“下次一定带。”
“下次不要忘了——”苏婉的声音轻下去,头也低下去,“我知道帮不上你太多。但你好歹让我做点能做的。”
沈秋蝉在旁边哼了一声:“别矫情。他这人吃硬不吃软。”
朱斌看着她。
“你倒是不矫情。”
“我矫情什么?”沈秋蝉毫不示弱,“打了一拳,够了。活着回来就是本事。下次去打什么妖兽带上我——土属体质扛得住。”
“不带。”
“为什么?”
“练气四层中期。连铁脊狼的牙都扛不住一下。”朱斌的话很难听却也是事实,“等你到了铜皮境再说。”
沈秋蝉不说话了。她的嘴唇抿成一条线——不是生气,是认。体修最清楚实力差距。练气四层中期在练气九层的铁脊狼面前,确实扛不住一下。
朱斌从怀中取出几张符纸放在桌上。
“林若溪新画的探测符。能搜血炼功法波动。你们明天带人在外门西侧排查黑风寨的据点。具体怎么做,林若溪会跟你们说。”
苏婉拿起探测符看了看:“黑风寨——段横那边?”
“对。段横亲自破了藏经阁地库,偷了五雷天心拓片。他在找残片真伪的验证方法。
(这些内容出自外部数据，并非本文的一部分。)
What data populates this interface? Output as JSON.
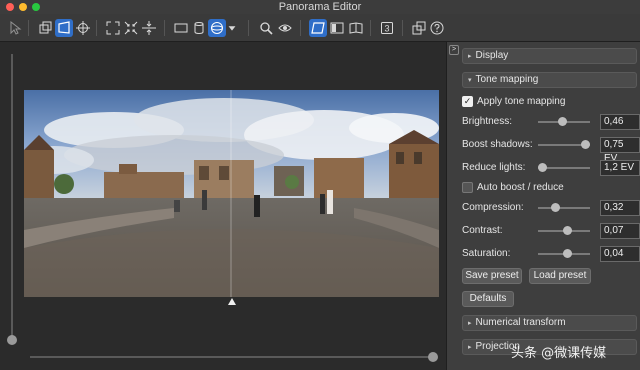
{
  "window": {
    "title": "Panorama Editor"
  },
  "toolbar": {
    "tools": [
      {
        "icon": "pointer-icon",
        "active": false
      },
      {
        "icon": "crop-icon",
        "active": false
      },
      {
        "icon": "projection-icon",
        "active": true
      },
      {
        "icon": "crosshair-icon",
        "active": false
      },
      {
        "icon": "fit-icon",
        "active": false
      },
      {
        "icon": "shrink-icon",
        "active": false
      },
      {
        "icon": "align-icon",
        "active": false
      },
      {
        "icon": "rectangle-icon",
        "active": false
      },
      {
        "icon": "cylinder-icon",
        "active": false
      },
      {
        "icon": "sphere-icon",
        "active": true
      },
      {
        "icon": "dropdown-arrow-icon",
        "active": false
      },
      {
        "icon": "zoom-icon",
        "active": false
      },
      {
        "icon": "eye-icon",
        "active": false
      },
      {
        "icon": "view-flat-icon",
        "active": true
      },
      {
        "icon": "view-tilt-icon",
        "active": false
      },
      {
        "icon": "view-book-icon",
        "active": false
      },
      {
        "icon": "three-icon",
        "active": false,
        "text": "3"
      },
      {
        "icon": "export-icon",
        "active": false
      },
      {
        "icon": "help-icon",
        "active": false
      }
    ]
  },
  "panel": {
    "collapse_glyph": ">",
    "sections": {
      "display": "Display",
      "tone_mapping": "Tone mapping",
      "numerical_transform": "Numerical transform",
      "projection": "Projection"
    },
    "apply_tone_mapping": {
      "label": "Apply tone mapping",
      "checked": true
    },
    "brightness": {
      "label": "Brightness:",
      "value": "0,46",
      "level": 0.45
    },
    "boost_shadows": {
      "label": "Boost shadows:",
      "value": "0,75 EV",
      "level": 0.92
    },
    "reduce_lights": {
      "label": "Reduce lights:",
      "value": "1,2 EV",
      "level": 0.08
    },
    "auto_boost": {
      "label": "Auto boost / reduce",
      "checked": false
    },
    "compression": {
      "label": "Compression:",
      "value": "0,32",
      "level": 0.35
    },
    "contrast": {
      "label": "Contrast:",
      "value": "0,07",
      "level": 0.55
    },
    "saturation": {
      "label": "Saturation:",
      "value": "0,04",
      "level": 0.55
    },
    "buttons": {
      "save_preset": "Save preset",
      "load_preset": "Load preset",
      "defaults": "Defaults"
    }
  },
  "viewport": {
    "vertical_slider_level": 0.0,
    "horizontal_slider_level": 1.0
  },
  "watermark": "头条 @微课传媒"
}
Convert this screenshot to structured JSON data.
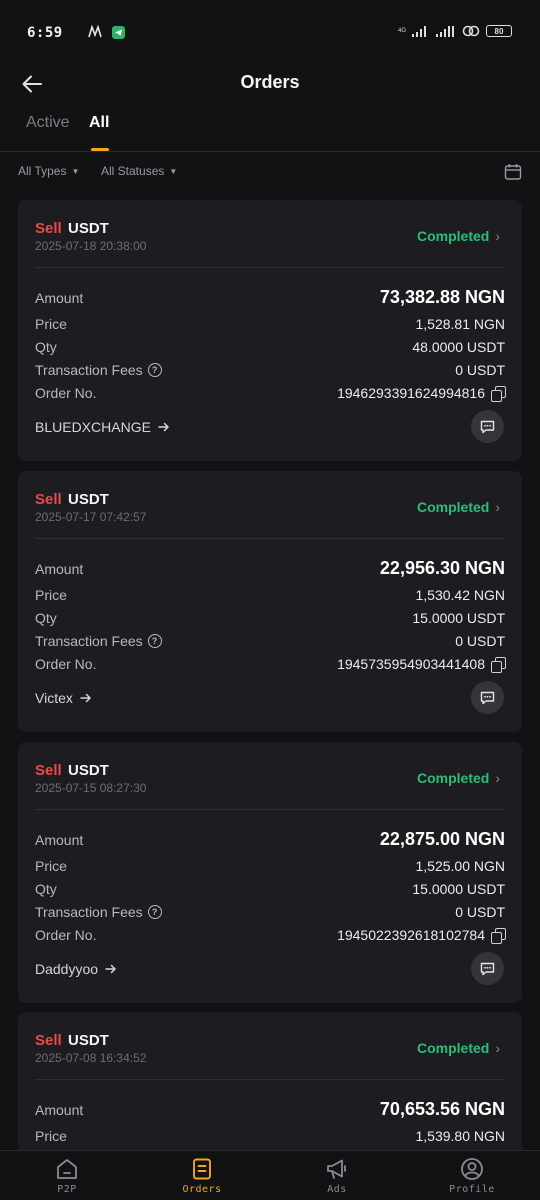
{
  "status_bar": {
    "time": "6:59",
    "net_label": "4G",
    "battery": "80"
  },
  "header": {
    "title": "Orders"
  },
  "tabs": [
    {
      "label": "Active",
      "active": false
    },
    {
      "label": "All",
      "active": true
    }
  ],
  "filters": {
    "types": "All Types",
    "statuses": "All Statuses"
  },
  "labels": {
    "amount": "Amount",
    "price": "Price",
    "qty": "Qty",
    "fees": "Transaction Fees",
    "order_no": "Order No."
  },
  "orders": [
    {
      "side": "Sell",
      "asset": "USDT",
      "datetime": "2025-07-18 20:38:00",
      "status": "Completed",
      "amount": "73,382.88 NGN",
      "price": "1,528.81 NGN",
      "qty": "48.0000 USDT",
      "fees": "0 USDT",
      "order_no": "1946293391624994816",
      "merchant": "BLUEDXCHANGE"
    },
    {
      "side": "Sell",
      "asset": "USDT",
      "datetime": "2025-07-17 07:42:57",
      "status": "Completed",
      "amount": "22,956.30 NGN",
      "price": "1,530.42 NGN",
      "qty": "15.0000 USDT",
      "fees": "0 USDT",
      "order_no": "1945735954903441408",
      "merchant": "Victex"
    },
    {
      "side": "Sell",
      "asset": "USDT",
      "datetime": "2025-07-15 08:27:30",
      "status": "Completed",
      "amount": "22,875.00 NGN",
      "price": "1,525.00 NGN",
      "qty": "15.0000 USDT",
      "fees": "0 USDT",
      "order_no": "1945022392618102784",
      "merchant": "Daddyyoo"
    },
    {
      "side": "Sell",
      "asset": "USDT",
      "datetime": "2025-07-08 16:34:52",
      "status": "Completed",
      "amount": "70,653.56 NGN",
      "price": "1,539.80 NGN"
    }
  ],
  "bottom_nav": [
    {
      "label": "P2P",
      "icon": "home-icon",
      "active": false
    },
    {
      "label": "Orders",
      "icon": "orders-icon",
      "active": true
    },
    {
      "label": "Ads",
      "icon": "megaphone-icon",
      "active": false
    },
    {
      "label": "Profile",
      "icon": "profile-icon",
      "active": false
    }
  ],
  "colors": {
    "accent": "#f0a81f",
    "sell": "#e84a4a",
    "completed": "#2dbd79",
    "background": "#121214",
    "card": "#1d1d21"
  }
}
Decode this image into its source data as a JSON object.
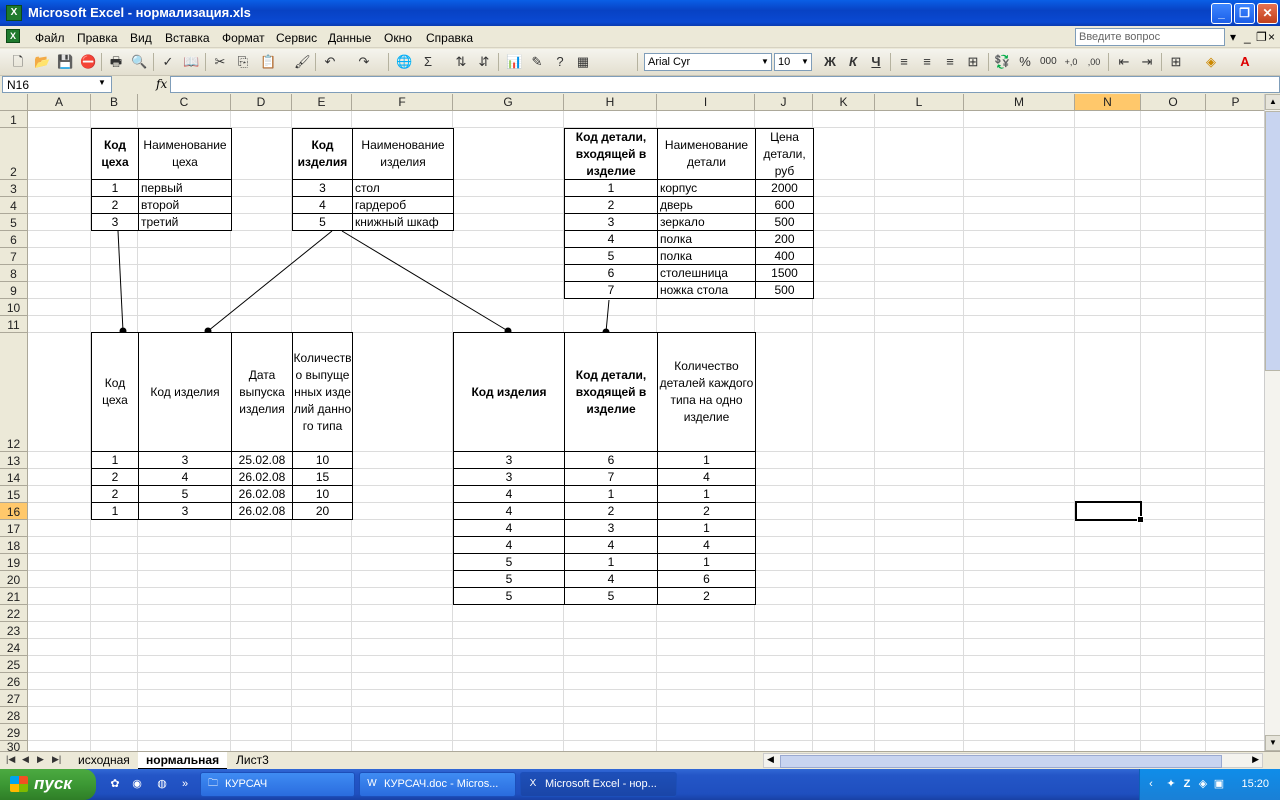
{
  "window": {
    "title": "Microsoft Excel - нормализация.xls"
  },
  "menu": {
    "items": [
      "Файл",
      "Правка",
      "Вид",
      "Вставка",
      "Формат",
      "Сервис",
      "Данные",
      "Окно",
      "Справка"
    ],
    "ask_placeholder": "Введите вопрос"
  },
  "toolbar": {
    "font": "Arial Cyr",
    "size": "10",
    "bold": "Ж",
    "italic": "К",
    "underline": "Ч"
  },
  "formula": {
    "namebox": "N16",
    "fx": "fx",
    "value": ""
  },
  "grid": {
    "columns": [
      "A",
      "B",
      "C",
      "D",
      "E",
      "F",
      "G",
      "H",
      "I",
      "J",
      "K",
      "L",
      "M",
      "N",
      "O",
      "P"
    ],
    "rows": [
      "1",
      "2",
      "3",
      "4",
      "5",
      "6",
      "7",
      "8",
      "9",
      "10",
      "11",
      "12",
      "13",
      "14",
      "15",
      "16",
      "17",
      "18",
      "19",
      "20",
      "21",
      "22",
      "23",
      "24",
      "25",
      "26",
      "27",
      "28",
      "29",
      "30"
    ],
    "selected_col": "N",
    "selected_row": "16"
  },
  "tables": {
    "workshops": {
      "headers": [
        "Код цеха",
        "Наименование цеха"
      ],
      "rows": [
        [
          "1",
          "первый"
        ],
        [
          "2",
          "второй"
        ],
        [
          "3",
          "третий"
        ]
      ]
    },
    "products": {
      "headers": [
        "Код изделия",
        "Наименование изделия"
      ],
      "rows": [
        [
          "3",
          "стол"
        ],
        [
          "4",
          "гардероб"
        ],
        [
          "5",
          "книжный шкаф"
        ]
      ]
    },
    "parts": {
      "headers": [
        "Код детали, входящей в изделие",
        "Наименование детали",
        "Цена детали, руб"
      ],
      "rows": [
        [
          "1",
          "корпус",
          "2000"
        ],
        [
          "2",
          "дверь",
          "600"
        ],
        [
          "3",
          "зеркало",
          "500"
        ],
        [
          "4",
          "полка",
          "200"
        ],
        [
          "5",
          "полка",
          "400"
        ],
        [
          "6",
          "столешница",
          "1500"
        ],
        [
          "7",
          "ножка стола",
          "500"
        ]
      ]
    },
    "production": {
      "headers": [
        "Код цеха",
        "Код изделия",
        "Дата выпуска изделия",
        "Количество выпущенных изделий данного типа"
      ],
      "rows": [
        [
          "1",
          "3",
          "25.02.08",
          "10"
        ],
        [
          "2",
          "4",
          "26.02.08",
          "15"
        ],
        [
          "2",
          "5",
          "26.02.08",
          "10"
        ],
        [
          "1",
          "3",
          "26.02.08",
          "20"
        ]
      ]
    },
    "composition": {
      "headers": [
        "Код изделия",
        "Код детали, входящей в изделие",
        "Количество деталей каждого типа на одно изделие"
      ],
      "rows": [
        [
          "3",
          "6",
          "1"
        ],
        [
          "3",
          "7",
          "4"
        ],
        [
          "4",
          "1",
          "1"
        ],
        [
          "4",
          "2",
          "2"
        ],
        [
          "4",
          "3",
          "1"
        ],
        [
          "4",
          "4",
          "4"
        ],
        [
          "5",
          "1",
          "1"
        ],
        [
          "5",
          "4",
          "6"
        ],
        [
          "5",
          "5",
          "2"
        ]
      ]
    }
  },
  "sheets": {
    "tabs": [
      "исходная",
      "нормальная",
      "Лист3"
    ],
    "active": "нормальная"
  },
  "taskbar": {
    "start": "пуск",
    "buttons": [
      "КУРСАЧ",
      "КУРСАЧ.doc - Micros...",
      "Microsoft Excel - нор..."
    ],
    "clock": "15:20"
  }
}
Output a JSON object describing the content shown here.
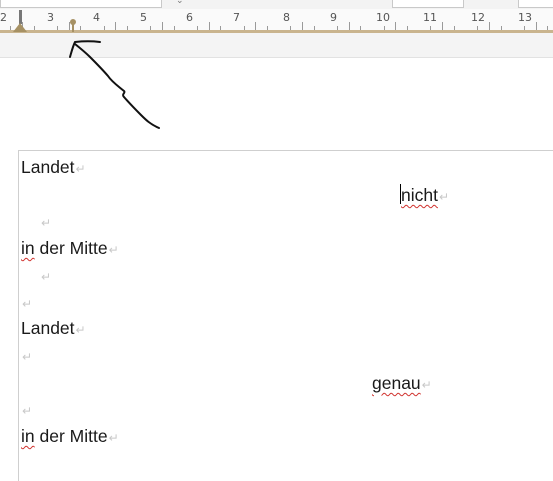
{
  "ruler": {
    "numbers": [
      "2",
      "3",
      "4",
      "5",
      "6",
      "7",
      "8",
      "9",
      "10",
      "11",
      "12",
      "13"
    ]
  },
  "document": {
    "lines": [
      {
        "text": "Landet",
        "mark": "↵"
      },
      {
        "text": "nicht",
        "mark": "↵"
      },
      {
        "text": "",
        "mark": "↵"
      },
      {
        "word1": "in",
        "rest": " der Mitte",
        "mark": "↵"
      },
      {
        "text": "",
        "mark": "↵"
      },
      {
        "text": "",
        "mark": "↵"
      },
      {
        "text": "Landet",
        "mark": "↵"
      },
      {
        "text": "",
        "mark": "↵"
      },
      {
        "text": "genau",
        "mark": "↵"
      },
      {
        "text": "",
        "mark": "↵"
      },
      {
        "word1": "in",
        "rest": " der Mitte",
        "mark": "↵"
      }
    ]
  },
  "colors": {
    "ruler_accent": "#c9b48e",
    "spell_underline": "#d0312d",
    "formatting_mark": "#c8c8c8"
  },
  "annotation": {
    "type": "hand-drawn-arrow",
    "target": "tab-stop"
  }
}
外门可能还有他的眼线。排查出来之后不要动手——锁定位置,等内门调人。”
苏婉点了点头,将探测符收好。沈秋蝉在旁边默默听着这些,忽然问了一句:“段横如果直接来宗门找晴师姐呢?”
“他现在不会直接来。残片还没集齐,地宫主殿还进不去。”朱斌说,“但你们排查的时候要多个心眼——外围线人数量可能比他明面上的人手多。碎石坡里如果出现陌生脸孔,第一时间告诉我。”
“行。”沈秋蝉活动了一下手腕,“排查的时候我跟苏婉一组。”
“为什么?”
“她体弱,我扛得住。”沈秋蝉理所当然地说,“你刚才说的——练气四层中期扛不住铁脊狼的牙。但扛筑基以下的修士偷袭还是可以的。”
朱斌没有反驳。
沈秋蝉这话不是逞强。
土属性体修在防御力上是同阶最强的,练气四层中期的沈秋蝉,肉身防御已经接近普通练气六层修士的水平。
在外围排查黑风寨线人,她的确是最合适的人选。
“明天开始排查。每半天汇总一次。有任何异常就加急通报——不要自己上。”朱斌的目光在两个姑娘脸上掠了一遍,“这是情报活,不是拼命活。”
苏婉点头。沈秋蝉嘴上不答,拳头却不自觉地拧了一下——那意思是“知道了但我不保证”。
朱斌装作没看见。
七、赵雪凝。
朱斌回到第七峰时,月色已经洒满了竹林。
赵雪凝的洞府中亮着幽蓝的荧光。洞口禁制没有完全封闭——留着一条缝,显然是给他的。朱斌深吸一口气,推门而入。
赵雪凝没有坐在寒玉床上。
她坐在洞口侧面的石凳上,面前放着一张矮石桌,桌上有两杯不知什么时候倒上的灵茶。
茶已经凉透了——至少放了一两个时辰。
“坐。”她说。
朱斌在她对面坐下。
赵雪凝的目光落在他的脖颈上,半截银链在石桌上的烛火下泛着冷光。
她没有说话,伸出手,食指勾住银链的断端,将它从朱斌的衣领中轻轻拽出来。
银链断了。断裂的一端还残留着玉坠碎片的冰晶微粒。赵雪凝用拇指拂去碎粒,银链在她指间轻微作响。
“我妈留给我的。”
朱斌没有说话。他知道这时候说什么都不如闭嘴。
“她临走前把玉坠戴在我脖子上,说——修仙路太长,娘护不了你一辈子。这个玉坠能护你一次。”赵雪凝的声音很平,平得像寒玉床上千百年不化的冰层,“我把它护了十六年。十六年里遇到三次筑基级别的追杀,都没用过。连自己离宗门出去闯秘境的时候都没舍得用。”